Being Bold

Though I am talking of HR professionals, it can apply to managers in any field of management.

A message for HR practitioners at all levels:

Be Bold! Take the reins, mobilize the troops, and capture the HR and Talent field in your organizations.

The mantra for the HR community includes words such as “innovate,” and “become data-driven,” to “boldly go where no HR team has gone before.”

Are you Ready?

You should be fearlessness and gumption; willingness to take a risk, and the courage to lead. Today’s HR leaders recognize this.

Boldness is not just for the HR department however: companies that supply software for managing HR also face the need for such decisive action.

Here is where the bold part come into play:

management decommissioned the product and went back to the drawing board; rather than trying to be all things to all people, the new product which emerged, SilkRoad HRMS, is far more focused, leaving areas to third parties where third parties may do them best, such as payroll and benefits management.

Product providers can be bold in their market strategies as well. Consider innovative ways to look at HR, such as “how much core HR is enough?”

What does a core HR software solution need to look like for,

for example, a mid-sized company that has no international employees?

When talent profiles sprouted in the last decade, many of us analysts hypothesized that that employee profile could “take over” the system-of-record employee profile in the core HR system.

For many of the vendors that today provide  both core HR and talent  management systems  (such as talent acquisition, learning, career, performance, and succession management), that integration has happened:  there is one employee profile that contains both employment information and talent information.

However, the innovation comes in with those suite providers who are talent-only – often linking to a third party HRIS system.

What employee information is indeed sufficient?

Some talent solution vendors see an opportunity to support their users—again, mostly less complex business environments—with one employee profile stemming from an integrated talent suite.

Think about it: One single point of truth for information about a given employee without the complexities that sometimes accompany an HRIS.

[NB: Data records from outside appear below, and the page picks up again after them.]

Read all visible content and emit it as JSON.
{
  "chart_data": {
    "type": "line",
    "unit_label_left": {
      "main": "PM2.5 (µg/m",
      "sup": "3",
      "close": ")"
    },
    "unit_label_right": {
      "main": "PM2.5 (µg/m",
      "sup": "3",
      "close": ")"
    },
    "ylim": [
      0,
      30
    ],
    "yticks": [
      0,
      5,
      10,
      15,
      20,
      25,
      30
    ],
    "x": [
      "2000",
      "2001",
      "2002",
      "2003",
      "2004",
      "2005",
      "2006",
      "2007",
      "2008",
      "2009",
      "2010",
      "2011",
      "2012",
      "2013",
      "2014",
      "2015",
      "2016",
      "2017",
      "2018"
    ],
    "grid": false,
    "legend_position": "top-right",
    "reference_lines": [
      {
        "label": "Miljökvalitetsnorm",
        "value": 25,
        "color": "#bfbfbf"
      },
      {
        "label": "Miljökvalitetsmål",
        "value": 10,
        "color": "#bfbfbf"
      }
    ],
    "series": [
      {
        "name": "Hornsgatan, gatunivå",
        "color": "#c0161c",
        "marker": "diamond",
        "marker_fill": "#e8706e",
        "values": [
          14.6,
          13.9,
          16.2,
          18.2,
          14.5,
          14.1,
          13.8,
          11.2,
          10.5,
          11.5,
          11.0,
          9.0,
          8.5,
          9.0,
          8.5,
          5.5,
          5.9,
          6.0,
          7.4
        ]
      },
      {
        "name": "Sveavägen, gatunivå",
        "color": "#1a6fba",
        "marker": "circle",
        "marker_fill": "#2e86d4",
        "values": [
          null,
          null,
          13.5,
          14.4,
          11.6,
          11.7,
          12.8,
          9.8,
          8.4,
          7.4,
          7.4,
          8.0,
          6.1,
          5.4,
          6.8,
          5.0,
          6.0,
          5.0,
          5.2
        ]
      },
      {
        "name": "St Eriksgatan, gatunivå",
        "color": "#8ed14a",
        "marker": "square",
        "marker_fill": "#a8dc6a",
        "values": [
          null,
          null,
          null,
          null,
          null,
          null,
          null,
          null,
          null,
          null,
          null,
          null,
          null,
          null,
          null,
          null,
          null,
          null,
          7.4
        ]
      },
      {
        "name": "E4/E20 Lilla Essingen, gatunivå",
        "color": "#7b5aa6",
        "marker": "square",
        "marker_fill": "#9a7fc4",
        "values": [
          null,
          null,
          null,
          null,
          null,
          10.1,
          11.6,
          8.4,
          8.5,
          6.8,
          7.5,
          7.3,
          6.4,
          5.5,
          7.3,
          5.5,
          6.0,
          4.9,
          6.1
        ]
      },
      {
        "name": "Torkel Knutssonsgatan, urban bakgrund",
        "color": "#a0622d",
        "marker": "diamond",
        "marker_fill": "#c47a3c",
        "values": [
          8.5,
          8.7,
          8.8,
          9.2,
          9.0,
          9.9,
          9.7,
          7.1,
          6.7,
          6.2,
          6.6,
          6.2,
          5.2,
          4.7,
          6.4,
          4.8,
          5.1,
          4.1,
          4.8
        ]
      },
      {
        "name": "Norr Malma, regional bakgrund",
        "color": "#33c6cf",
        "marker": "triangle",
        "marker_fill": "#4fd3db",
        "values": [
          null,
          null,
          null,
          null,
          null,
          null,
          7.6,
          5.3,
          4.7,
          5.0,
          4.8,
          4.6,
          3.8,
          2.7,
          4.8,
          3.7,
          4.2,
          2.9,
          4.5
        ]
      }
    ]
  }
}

The boldness of replacing a traditional HR system with a talent management system and an employee profile—no matter how complete—may not be sufficient in organizations that rely on the HRIS to determine ACA eligibility, as only one example.  But you must admit it is intriguing at a time when companies are looking for less complex ways of managing their businesses.

Do not forget HR however; consider emboldening your team.

  • Look where you can reskill or upskill your department with the skills they will need for the rest of the decade.
  • Improve business acumen across the HR team.
  • Upskill analytic skills.
  • Enhance proficiency with today’s technology.
  • Collaborate tenaciously with other divisions in the organization.
  • Build internal project management and change management proficiency within your team.

Re-envision HR; re-envision the solutions you use every day, or if you are a solution provider, that you create.

Consider revision –a word that does not mean “do over”—but “to look at with new eyes.”

Let’s be bold enough to re-envision and revise.